The RBZ is, however, not content with merely growing its stockpile; it is also rolling out a comprehensive gold reserves management framework.

Under the initiative, upgraded storage facilities will be complemented by cutting-edge, technology-based tracking systems, which will enhance both transparency and security.

“Our aim is not only to build reserves, but to safeguard them with world-class integrity measures,” Dr Mushayavanhu explained.

“We are developing appropriate technology-based gold tracking systems aimed at improving the integrity of the nation’s gold reserves.”

The RBZ’s vault model has garnered attention well beyond Zimbabwe’s borders.

Central banks from several Southern African Development Community (SADC) countries and further afield have visited Harare to study the RBZ’s gold-backed currency model.

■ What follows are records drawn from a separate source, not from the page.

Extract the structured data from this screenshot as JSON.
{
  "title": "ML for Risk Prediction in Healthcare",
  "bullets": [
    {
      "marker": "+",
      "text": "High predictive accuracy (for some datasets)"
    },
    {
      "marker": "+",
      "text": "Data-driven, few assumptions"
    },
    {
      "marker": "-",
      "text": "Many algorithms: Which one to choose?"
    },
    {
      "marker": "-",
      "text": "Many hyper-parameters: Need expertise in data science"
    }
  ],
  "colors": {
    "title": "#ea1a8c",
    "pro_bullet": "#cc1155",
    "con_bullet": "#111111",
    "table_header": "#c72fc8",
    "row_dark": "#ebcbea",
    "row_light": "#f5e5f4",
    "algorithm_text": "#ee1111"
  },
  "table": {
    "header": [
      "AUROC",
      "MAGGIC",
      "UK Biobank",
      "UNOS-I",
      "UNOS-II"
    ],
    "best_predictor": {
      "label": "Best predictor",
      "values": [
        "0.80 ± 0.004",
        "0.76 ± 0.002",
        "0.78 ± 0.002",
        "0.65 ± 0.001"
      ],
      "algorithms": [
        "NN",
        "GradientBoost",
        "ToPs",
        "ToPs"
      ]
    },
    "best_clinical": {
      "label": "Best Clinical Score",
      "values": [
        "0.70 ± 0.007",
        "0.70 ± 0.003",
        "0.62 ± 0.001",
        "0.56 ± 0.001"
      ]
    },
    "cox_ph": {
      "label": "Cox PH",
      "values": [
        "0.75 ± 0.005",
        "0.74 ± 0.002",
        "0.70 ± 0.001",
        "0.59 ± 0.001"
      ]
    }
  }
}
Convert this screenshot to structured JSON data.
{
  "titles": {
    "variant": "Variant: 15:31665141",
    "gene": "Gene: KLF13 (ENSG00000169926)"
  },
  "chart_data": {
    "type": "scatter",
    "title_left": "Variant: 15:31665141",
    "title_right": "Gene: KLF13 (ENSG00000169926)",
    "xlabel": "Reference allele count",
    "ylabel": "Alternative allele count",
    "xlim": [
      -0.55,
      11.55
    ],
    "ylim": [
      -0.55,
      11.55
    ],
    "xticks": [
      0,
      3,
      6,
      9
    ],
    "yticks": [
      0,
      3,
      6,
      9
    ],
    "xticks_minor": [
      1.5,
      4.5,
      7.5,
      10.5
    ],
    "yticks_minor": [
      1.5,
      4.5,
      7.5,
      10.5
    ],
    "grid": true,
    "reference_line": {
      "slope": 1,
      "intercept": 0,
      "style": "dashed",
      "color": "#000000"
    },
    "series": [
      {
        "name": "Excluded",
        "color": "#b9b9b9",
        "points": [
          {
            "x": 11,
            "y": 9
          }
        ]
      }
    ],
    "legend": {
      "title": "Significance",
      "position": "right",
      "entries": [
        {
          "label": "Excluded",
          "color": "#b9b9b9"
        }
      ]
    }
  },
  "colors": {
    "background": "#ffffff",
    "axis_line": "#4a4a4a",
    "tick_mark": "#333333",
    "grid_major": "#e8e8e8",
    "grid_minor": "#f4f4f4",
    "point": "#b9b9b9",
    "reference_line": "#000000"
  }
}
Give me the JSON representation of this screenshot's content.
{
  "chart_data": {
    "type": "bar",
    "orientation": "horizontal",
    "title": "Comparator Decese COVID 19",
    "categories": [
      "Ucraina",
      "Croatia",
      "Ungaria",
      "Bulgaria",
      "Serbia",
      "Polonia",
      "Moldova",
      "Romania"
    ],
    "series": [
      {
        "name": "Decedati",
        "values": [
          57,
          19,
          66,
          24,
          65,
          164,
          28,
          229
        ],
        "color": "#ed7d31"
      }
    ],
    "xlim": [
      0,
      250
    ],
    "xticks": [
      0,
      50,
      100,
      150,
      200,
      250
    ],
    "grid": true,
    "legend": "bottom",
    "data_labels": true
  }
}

At the same time, the RBZ is benchmarking its new reserves management framework against international standards.

It is leveraging internal capacities alongside global best practices, including guidance from the World Bank’s Reserves Advisory and Management Programme and fellow central banks in the region.

The bank’s gold mobilisation of five tonnes by year-end underscores the strategic importance of gold in providing credible backing for Zimbabwe’s monetary stability. This will also bolster the bank’s balance sheet.

Dr Mushayavanhu said the monetary authorities were “confident that the RBZ will achieve, and even surpass, our gold accumulation target by year-end.”

If successful, the RBZ will join a growing list of emerging market central banks that regard gold, not only as a store of value, but as a strategic hedge against global financial volatility.